I am one of those people that shrug it off, and if I were to try to rationalize my emotional armor, I'd say that the places these matters of taste and disagreement come from, like psychologically, are often not you're own fault and wouldn't really be fixable even if you tried.
But, I wonder if that might be missing the mark. The futility of trying to appease people who are unappeasable might actually have nothing to do with it.
Not just comments, negative things in general. I think in my case it's connected to a hereditary predisposition to depression and anxiety. The bad stuff makes a large impact and the good stuf just doesn't seem to produce any neural pathways. It's physiological. Some of my family got much better with modern antidepresants. I went a different way and I'm ok now as well, it took decades though.

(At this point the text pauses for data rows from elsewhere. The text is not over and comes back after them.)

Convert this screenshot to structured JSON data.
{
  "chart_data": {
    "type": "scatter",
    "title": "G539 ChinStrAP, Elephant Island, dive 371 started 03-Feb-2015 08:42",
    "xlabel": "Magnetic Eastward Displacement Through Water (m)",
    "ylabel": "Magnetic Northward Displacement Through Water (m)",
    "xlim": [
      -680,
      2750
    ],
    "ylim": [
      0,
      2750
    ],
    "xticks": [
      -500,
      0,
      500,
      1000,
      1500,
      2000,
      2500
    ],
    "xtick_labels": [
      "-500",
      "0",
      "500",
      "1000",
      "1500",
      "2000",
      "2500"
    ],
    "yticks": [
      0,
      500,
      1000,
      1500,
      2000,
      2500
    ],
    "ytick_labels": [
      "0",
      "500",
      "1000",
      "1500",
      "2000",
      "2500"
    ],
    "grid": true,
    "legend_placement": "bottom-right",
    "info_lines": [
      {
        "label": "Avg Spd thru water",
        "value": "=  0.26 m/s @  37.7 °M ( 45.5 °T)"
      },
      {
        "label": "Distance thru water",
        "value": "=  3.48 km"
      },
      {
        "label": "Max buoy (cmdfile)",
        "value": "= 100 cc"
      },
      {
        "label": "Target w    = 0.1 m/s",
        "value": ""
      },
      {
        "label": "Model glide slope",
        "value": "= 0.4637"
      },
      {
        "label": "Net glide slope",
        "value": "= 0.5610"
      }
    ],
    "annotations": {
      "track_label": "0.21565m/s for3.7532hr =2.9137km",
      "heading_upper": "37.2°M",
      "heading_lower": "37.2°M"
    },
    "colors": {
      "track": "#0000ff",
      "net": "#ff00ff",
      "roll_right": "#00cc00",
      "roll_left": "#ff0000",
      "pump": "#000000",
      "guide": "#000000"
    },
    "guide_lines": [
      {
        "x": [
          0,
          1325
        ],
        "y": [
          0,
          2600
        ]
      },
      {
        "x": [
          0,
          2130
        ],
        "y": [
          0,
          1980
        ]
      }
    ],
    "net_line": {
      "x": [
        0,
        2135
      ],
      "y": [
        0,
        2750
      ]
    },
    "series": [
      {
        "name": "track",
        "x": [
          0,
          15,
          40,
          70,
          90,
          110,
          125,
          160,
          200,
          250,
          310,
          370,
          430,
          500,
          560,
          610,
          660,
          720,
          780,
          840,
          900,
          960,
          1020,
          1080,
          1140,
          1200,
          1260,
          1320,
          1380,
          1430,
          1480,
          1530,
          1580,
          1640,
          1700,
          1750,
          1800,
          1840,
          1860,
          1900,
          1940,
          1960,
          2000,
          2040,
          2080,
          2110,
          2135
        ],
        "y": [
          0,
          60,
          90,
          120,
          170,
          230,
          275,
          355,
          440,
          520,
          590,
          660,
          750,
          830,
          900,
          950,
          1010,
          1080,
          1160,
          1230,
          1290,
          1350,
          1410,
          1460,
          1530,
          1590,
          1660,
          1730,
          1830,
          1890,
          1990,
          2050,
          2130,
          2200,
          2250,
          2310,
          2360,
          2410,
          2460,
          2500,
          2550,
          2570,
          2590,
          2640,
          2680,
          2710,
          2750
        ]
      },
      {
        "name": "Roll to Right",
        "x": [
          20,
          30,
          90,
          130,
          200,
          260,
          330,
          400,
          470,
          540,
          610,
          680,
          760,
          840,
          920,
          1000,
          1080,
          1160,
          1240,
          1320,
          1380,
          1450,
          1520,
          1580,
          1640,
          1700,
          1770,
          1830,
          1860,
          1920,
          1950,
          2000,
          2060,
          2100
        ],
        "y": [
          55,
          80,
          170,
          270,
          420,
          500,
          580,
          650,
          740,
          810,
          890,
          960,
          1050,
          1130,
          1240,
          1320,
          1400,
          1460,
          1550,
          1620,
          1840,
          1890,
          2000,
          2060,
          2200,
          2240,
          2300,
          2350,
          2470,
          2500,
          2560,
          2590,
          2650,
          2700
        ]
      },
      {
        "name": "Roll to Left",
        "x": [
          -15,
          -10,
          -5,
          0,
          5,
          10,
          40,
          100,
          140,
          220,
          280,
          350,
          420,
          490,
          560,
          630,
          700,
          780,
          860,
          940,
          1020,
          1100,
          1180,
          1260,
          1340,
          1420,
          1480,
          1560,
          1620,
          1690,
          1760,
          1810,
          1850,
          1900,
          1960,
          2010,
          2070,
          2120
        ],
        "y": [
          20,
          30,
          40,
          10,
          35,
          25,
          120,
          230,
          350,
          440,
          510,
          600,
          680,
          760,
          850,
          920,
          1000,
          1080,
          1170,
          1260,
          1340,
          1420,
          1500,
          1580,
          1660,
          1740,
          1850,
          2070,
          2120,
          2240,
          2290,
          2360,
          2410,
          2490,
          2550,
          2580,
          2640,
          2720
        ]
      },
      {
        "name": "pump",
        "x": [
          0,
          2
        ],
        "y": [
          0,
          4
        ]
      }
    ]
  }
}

That's the universal human experience. Listen to every marginally famous person and they will tell you that a single negative comment feels like it weighs more than 100 positive ones. Then factor in that people who disagree feel compelled to voice their opinion while those who agree often silently nod to themselves and move on. So the 100 positive comments are likely representative of 500 people who agree but don't say anything.
So far, you seem to be doing well. Don't let a couple of the haters get to you.
Of course, if a pattern appears of many comments criticizing the same thing, then you can think about if there's something you should change about your behavior. But even then, the change should come from your own realization that you want to change something, not from a desire to appeal to the faceless mass of terminally online weirdos.
Yep. That is true for most people.
My guess: survival instinct. It's the haters that will stab you when you're not paying attention. Unless you're famous being hated on the Internet is safe. But our brains are made for surviving in the wild, not the Internet.